Portal informativo de análisis político y social

EMILIO OLVIDÓ SU OBLIGACIÓN DE RESPETAR LA LEY

Sí, se trata de un asunto político, pero que tiene su trasfondo en lo legal y sobre todo que revela claramente el perfil de quienes gobiernan Jalisco. Hablo, por supuesto, de la Villa Panamericana y el conflicto de la semana que terminó producto de una resolución de suspensión de un magistrado del Tribunal Administrativo del Estado, Armando García.

En alguna entrevista de radio escuché al magistrado, Armando García Estrada, refutarle al periodista que se le agregara a la presentación de su persona el mote de “polémico magistrado”. A Armando lo conozco desde hace varios años, cuando apenas era magistrado. Nunca he sido su amigo y eso debo de establecerlo, sin embargo me consta que es un personaje que se distingue del resto de los del Poder Judicial por sus relaciones con los periodistas y líderes de opinión. El perfil de casi todos los jueces, magistrados y personal de ese poder es de una especie de resquemor, animadversión y hasta cierta antipatía hacia los reporteros, aunque algunos dicen que es miedo. Pero Armando no lo tiene, siempre se ha llevado bien no sólo con los de la fuente policiaca –que son los que cubren al poder judicial, generalmente– sino con los representantes de los medios en general.

Es por ello, que probablemente no han tenido tanto eco los ataques que han lanzando quienes están viendo afectados sus intereses (de diversa índole) producto de la resolución desfavorable para la edificación de un monstruo de concreto en terrenos que le pertenecen a la naturaleza. Porque los periodistas más ácidos, le han concedido por lo menos el beneficio de la duda. SI hubiera sido otro juez, cualquiera, seguramente estaría ya “empinado” por la opinión pública.

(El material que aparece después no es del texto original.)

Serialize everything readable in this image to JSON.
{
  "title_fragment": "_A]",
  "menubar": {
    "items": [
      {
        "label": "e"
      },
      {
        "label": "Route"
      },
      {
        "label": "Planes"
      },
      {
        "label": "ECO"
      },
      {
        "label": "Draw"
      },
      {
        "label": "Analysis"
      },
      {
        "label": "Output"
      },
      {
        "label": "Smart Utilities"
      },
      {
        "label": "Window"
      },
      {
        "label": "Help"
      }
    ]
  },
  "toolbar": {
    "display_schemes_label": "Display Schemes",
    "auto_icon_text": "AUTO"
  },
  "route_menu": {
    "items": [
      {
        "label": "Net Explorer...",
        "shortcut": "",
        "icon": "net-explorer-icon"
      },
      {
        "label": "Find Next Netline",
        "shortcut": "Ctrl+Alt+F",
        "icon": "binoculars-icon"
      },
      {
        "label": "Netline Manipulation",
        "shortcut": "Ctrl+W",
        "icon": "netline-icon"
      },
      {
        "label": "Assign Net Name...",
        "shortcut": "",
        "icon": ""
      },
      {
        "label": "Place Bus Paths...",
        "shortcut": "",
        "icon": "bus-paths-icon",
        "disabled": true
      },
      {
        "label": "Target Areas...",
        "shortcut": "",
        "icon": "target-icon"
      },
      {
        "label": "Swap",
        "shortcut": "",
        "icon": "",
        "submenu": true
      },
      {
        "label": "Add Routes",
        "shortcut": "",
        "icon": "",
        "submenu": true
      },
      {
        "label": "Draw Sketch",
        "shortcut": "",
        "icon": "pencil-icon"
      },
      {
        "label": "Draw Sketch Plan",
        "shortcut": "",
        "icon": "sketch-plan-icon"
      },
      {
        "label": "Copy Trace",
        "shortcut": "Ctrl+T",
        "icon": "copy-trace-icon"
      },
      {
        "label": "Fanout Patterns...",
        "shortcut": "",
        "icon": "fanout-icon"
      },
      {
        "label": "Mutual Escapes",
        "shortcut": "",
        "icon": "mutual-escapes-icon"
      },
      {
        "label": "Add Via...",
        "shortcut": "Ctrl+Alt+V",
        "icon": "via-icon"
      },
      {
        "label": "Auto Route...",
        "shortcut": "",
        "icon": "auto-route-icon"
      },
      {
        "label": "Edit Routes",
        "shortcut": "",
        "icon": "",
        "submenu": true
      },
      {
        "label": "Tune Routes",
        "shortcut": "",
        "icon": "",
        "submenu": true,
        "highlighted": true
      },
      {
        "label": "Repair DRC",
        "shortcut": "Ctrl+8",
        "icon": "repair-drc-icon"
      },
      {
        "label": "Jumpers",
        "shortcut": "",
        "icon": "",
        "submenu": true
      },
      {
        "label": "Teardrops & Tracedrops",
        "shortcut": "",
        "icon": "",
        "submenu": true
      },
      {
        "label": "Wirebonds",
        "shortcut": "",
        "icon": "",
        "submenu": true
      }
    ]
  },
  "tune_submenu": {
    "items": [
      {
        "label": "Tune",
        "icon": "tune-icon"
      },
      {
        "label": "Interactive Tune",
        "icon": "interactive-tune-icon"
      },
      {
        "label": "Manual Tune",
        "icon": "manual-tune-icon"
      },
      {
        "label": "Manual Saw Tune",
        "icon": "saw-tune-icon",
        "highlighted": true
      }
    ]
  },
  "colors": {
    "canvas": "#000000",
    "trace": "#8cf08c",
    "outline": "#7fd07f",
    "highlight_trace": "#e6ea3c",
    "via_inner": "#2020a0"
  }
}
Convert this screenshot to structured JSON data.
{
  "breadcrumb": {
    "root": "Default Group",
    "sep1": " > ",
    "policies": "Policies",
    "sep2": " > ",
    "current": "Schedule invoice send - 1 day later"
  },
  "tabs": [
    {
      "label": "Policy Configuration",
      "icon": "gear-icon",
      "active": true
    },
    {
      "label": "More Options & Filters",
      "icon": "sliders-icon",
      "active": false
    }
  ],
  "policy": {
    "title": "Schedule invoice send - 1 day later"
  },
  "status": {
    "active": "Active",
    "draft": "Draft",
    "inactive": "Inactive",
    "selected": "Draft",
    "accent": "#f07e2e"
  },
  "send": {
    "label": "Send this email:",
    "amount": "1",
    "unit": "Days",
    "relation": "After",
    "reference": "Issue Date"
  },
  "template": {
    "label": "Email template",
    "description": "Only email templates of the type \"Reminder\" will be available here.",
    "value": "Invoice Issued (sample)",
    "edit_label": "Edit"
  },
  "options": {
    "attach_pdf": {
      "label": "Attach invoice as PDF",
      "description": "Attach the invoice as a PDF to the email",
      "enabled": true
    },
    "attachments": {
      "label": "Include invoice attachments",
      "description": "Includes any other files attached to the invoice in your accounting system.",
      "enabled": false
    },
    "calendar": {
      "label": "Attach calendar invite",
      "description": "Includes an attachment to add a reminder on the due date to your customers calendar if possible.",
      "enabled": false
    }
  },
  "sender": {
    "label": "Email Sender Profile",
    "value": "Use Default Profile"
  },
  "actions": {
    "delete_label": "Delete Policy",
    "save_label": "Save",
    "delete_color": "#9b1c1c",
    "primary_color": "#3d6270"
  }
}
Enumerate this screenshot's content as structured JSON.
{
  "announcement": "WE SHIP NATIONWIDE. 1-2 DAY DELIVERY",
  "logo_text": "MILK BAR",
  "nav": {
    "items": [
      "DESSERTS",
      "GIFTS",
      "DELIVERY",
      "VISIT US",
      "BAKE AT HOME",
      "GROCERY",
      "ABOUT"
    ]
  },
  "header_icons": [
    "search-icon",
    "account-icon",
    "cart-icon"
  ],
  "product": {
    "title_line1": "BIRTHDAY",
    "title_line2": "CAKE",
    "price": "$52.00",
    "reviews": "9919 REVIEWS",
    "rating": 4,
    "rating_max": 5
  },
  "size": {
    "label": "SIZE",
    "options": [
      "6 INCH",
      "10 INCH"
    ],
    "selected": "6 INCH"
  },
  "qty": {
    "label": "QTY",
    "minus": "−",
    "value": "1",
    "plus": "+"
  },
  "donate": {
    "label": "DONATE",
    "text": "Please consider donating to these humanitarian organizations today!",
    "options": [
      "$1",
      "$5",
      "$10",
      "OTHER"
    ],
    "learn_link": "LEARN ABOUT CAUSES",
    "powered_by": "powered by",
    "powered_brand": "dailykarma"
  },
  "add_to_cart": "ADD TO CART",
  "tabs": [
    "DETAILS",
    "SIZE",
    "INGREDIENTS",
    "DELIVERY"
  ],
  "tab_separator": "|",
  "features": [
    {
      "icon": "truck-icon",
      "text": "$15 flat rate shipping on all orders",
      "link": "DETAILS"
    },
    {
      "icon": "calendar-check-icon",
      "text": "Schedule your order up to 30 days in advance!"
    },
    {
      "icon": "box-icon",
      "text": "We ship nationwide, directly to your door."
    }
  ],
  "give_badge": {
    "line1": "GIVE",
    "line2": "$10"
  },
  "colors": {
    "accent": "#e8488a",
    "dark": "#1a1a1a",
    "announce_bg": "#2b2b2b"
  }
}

Pero no, fue Armando García.

El origen de todo esto está, como decía al principio, en el perfil de quienes gobiernan en Jalisco y toman las decisiones –que no es lo mismo–. La historia de los tropiezos y escándalos de la Villa Panamericana no inician en el terreno conocido como El Bajío, al pié de las colinas del Bosque La Primavera, no ya había deambulado por prácticamente toda la Zona Metropolitana de Guadalajara, desde el Cerro del Cuatro, en Tlaquepaque, hasta El Disparate, en Huentitán, con un fatídico episodio en el Parque Morelos donde llegaron hasta demoler fincas, dilapidar dinero y dejar muchas dudas sobre “negocios” personales que tal vez hicieron funcionarios públicos del pasado Gobierno Municipal de Guadalajara.

El problema de fondo es la persistente intención de Emilio González Márquez y quien quiera que sea el que está sacando raja de todo lo que se hace en esta administración, para hacer cosas sin importar pasar por encima de la ley. De alguna manera el Gobernador olvidó que su posición le exige ser el primero de los ciudadanos obligado a respetar la ley. Pero en esta administración esto se perdió y en lugar de ser meticuloso para el cumplimiento de la ley, siempre dejan las cosas al “ahí se va, si pega bueno y si no despegado estaba” y cuando hay problemas como el ocasionado por la resolución del magistrado se enoja lo que es típico de la gente que no de afronta las consecuencias de sus actos.

El gobernador tiene un problema. Pero es el Gobernador. No se puede descartar que utilice esa posición para aplastar la resolución del magistrado con las de otros afines a su partido o proyecto o bien con presiones desde el centro del País en contra del juzgador. Lo que podría convertir a este asunto, en uno más que quede sepultado bajo la alfombra que cubría otro asunto también hecho a la ligera jurídicamente hablando, y que originó todo este embrollo. Veremos si nos toca ver caer los edificios de Villa Bosque, como se llamarán esos departamentos una vez que hayan servido a los Juegos Panamericanos.